Cows are doting, and protective of their calves. They’re such good mums, that they’ll even look after other calves in the herd if needed — like Aunties.
But she won’t get to.
To produce milk for humans, a dairy cow must keep giving birth to calves. Her calves are normally taken away in the first 24 hours of their life, so that the milk she is producing to feed her newborn can be bottled for human consumption.
The dairy industry doesn’t let cows do what they do best — be mums to their calves.
There are more than one million cows in the Australian dairy industry today — every single one is a mother. If they could have one thing this Mother’s Day, can you guess what (or more accurately, who) it might be?
Calves like Valentine belong with their mothers.
Clarabelle lived on a dairy farm. She had endured many Mother’s Days without her calves, who were all taken away so that her milk could be sold. But she will be sharing this Mother’s Day — and many more yet — with her beloved Valentine, who was born after Clarabelle was rescued by Edgar’s Mission Farm Sanctuary. After giving birth, Clarabelle hid her calf in long grass — unaware that, for the first time in her life, this calf would not only be safe — but allowed to stay by her side for the rest of her days.
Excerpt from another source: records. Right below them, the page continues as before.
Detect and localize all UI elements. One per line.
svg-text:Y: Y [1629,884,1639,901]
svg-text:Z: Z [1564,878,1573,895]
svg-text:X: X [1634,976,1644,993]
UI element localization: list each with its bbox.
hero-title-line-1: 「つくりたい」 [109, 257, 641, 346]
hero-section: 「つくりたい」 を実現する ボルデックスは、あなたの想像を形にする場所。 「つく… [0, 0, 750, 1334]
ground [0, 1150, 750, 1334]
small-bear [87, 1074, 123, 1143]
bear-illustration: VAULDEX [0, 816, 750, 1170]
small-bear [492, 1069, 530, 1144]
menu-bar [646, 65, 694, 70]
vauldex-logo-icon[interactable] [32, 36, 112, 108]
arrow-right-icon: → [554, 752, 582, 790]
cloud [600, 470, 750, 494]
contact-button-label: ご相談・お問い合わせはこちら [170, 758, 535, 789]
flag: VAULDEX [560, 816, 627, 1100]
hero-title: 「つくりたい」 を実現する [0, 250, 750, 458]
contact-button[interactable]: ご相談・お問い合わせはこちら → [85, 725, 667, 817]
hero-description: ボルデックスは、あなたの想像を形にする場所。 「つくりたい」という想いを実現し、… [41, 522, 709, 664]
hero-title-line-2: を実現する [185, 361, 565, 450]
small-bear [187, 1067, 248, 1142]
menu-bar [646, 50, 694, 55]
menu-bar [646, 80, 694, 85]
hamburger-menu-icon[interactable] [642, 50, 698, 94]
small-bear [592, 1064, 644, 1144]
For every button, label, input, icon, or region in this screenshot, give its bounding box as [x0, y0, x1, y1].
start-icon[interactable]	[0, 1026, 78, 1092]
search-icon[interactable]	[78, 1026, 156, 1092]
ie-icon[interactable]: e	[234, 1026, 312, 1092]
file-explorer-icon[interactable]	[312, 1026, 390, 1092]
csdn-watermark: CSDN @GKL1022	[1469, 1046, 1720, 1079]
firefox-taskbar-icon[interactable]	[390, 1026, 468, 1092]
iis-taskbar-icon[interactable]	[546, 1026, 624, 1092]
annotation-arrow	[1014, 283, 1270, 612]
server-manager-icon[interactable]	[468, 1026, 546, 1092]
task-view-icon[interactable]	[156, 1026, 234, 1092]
Show some love to mums this Mother’s Day
As long as the demand for dairy milk continues, mother cows and calves will continue to suffer as a result. The most powerful thing you can do to help dairy cows is to make the switch to dairy-free milk. Do something nice for the mother of another this Sunday 10 May and try a dairy-free alternative. With so so many delicious dairy-free options these days it’s never been easier to be kind to cows and their calves!